The final piece of the character (and thematic) puzzle is Alejandro, a supposed lawyer from Columbia serving as a consultant with the team. Unlike the trigger-happy special forces guys, Alejandro is eerily calm throughout, and never seems to take any pleasure or excitement in the proceedings. As the film progresses and we get glimpses into Alejandro’s past, it becomes clear that he represents the personal side of this war, the final result of the inevitable collateral damage of this unending conflict. Alejandro serves as a reminder that while this war is most directly waged by the United States and operatives like Kate, Matt and Reggie, it is Mexico and the rest of Latin America that suffers most of the damage. He does what he does because he really doesn’t have any other place in this world, the twisted child of the cartels’ brutality and the Americans’ obliviousness. Looking at him in this light, Alejandro is equally the most sympathetic and most terrifying figure in the film, which is perfectly summarized in a finale that is personally cathartic and morally devastating all at once.
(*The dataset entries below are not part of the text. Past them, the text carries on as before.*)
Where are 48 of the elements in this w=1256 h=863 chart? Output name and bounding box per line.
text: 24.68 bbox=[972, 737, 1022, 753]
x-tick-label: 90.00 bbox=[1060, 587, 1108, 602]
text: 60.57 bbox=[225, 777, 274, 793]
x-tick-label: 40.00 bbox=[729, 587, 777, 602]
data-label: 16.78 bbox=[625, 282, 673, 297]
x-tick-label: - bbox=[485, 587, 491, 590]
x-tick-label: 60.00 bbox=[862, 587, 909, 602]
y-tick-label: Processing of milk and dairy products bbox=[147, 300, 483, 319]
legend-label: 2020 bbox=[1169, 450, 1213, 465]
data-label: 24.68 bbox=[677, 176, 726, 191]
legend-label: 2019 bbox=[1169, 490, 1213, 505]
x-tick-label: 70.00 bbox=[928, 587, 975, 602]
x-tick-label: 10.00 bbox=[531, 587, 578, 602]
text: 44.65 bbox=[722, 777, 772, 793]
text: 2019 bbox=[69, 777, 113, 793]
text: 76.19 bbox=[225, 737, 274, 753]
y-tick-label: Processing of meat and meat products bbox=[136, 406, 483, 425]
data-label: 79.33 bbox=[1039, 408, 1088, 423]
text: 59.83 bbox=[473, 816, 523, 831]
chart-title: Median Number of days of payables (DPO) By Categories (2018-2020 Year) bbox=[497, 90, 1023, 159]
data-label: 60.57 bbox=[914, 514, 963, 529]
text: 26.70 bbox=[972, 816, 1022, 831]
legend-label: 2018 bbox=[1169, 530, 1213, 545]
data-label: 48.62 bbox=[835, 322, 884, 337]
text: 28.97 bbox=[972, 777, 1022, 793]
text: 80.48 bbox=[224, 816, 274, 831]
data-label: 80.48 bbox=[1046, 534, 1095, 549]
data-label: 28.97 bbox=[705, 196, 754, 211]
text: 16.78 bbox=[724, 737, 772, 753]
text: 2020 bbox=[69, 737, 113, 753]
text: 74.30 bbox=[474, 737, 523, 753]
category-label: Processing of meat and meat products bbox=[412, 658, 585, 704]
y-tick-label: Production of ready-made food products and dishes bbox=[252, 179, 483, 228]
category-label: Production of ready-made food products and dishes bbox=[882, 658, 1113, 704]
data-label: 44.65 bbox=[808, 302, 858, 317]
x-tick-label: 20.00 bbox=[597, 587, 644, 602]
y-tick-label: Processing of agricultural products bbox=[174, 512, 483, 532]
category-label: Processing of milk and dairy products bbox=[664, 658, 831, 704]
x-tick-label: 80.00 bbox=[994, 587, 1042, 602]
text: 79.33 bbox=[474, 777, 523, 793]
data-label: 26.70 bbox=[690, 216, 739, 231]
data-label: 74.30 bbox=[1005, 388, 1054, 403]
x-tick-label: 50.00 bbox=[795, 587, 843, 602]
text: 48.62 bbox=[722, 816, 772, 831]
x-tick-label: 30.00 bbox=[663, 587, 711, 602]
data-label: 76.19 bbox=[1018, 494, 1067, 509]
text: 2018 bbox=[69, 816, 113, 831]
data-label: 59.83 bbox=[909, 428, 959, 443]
As great as Alejandro is on the page, he is made even better by Benicio del Toro’s impressive performance. He captures the contradictory and metaphorical nature of the character with a hypnotic charisma from beginning to end.
It is ultimately through Alejandro and his American collaborators that Sicario conveys the dehumanizing nature of the War On Drugs. We can see how even people with good intentions can be turned into dangerous monsters themselves, and those that aren’t are still scarred and broken beyond repair anyway. If Soderbergh’s Traffic was about the insidious influence of drugs and drug money, then Sicario is about the ugly moral decay that might just be inevitable in attempting to halt such an influence. Perhaps unsurprisingly, the end result is a grim and heavy movie, but one that is incredibly compelling all the same. Sicario might not reinvent the wheel of drug war movies, but it is undoubtedly one of the finest iterations of the genre yet.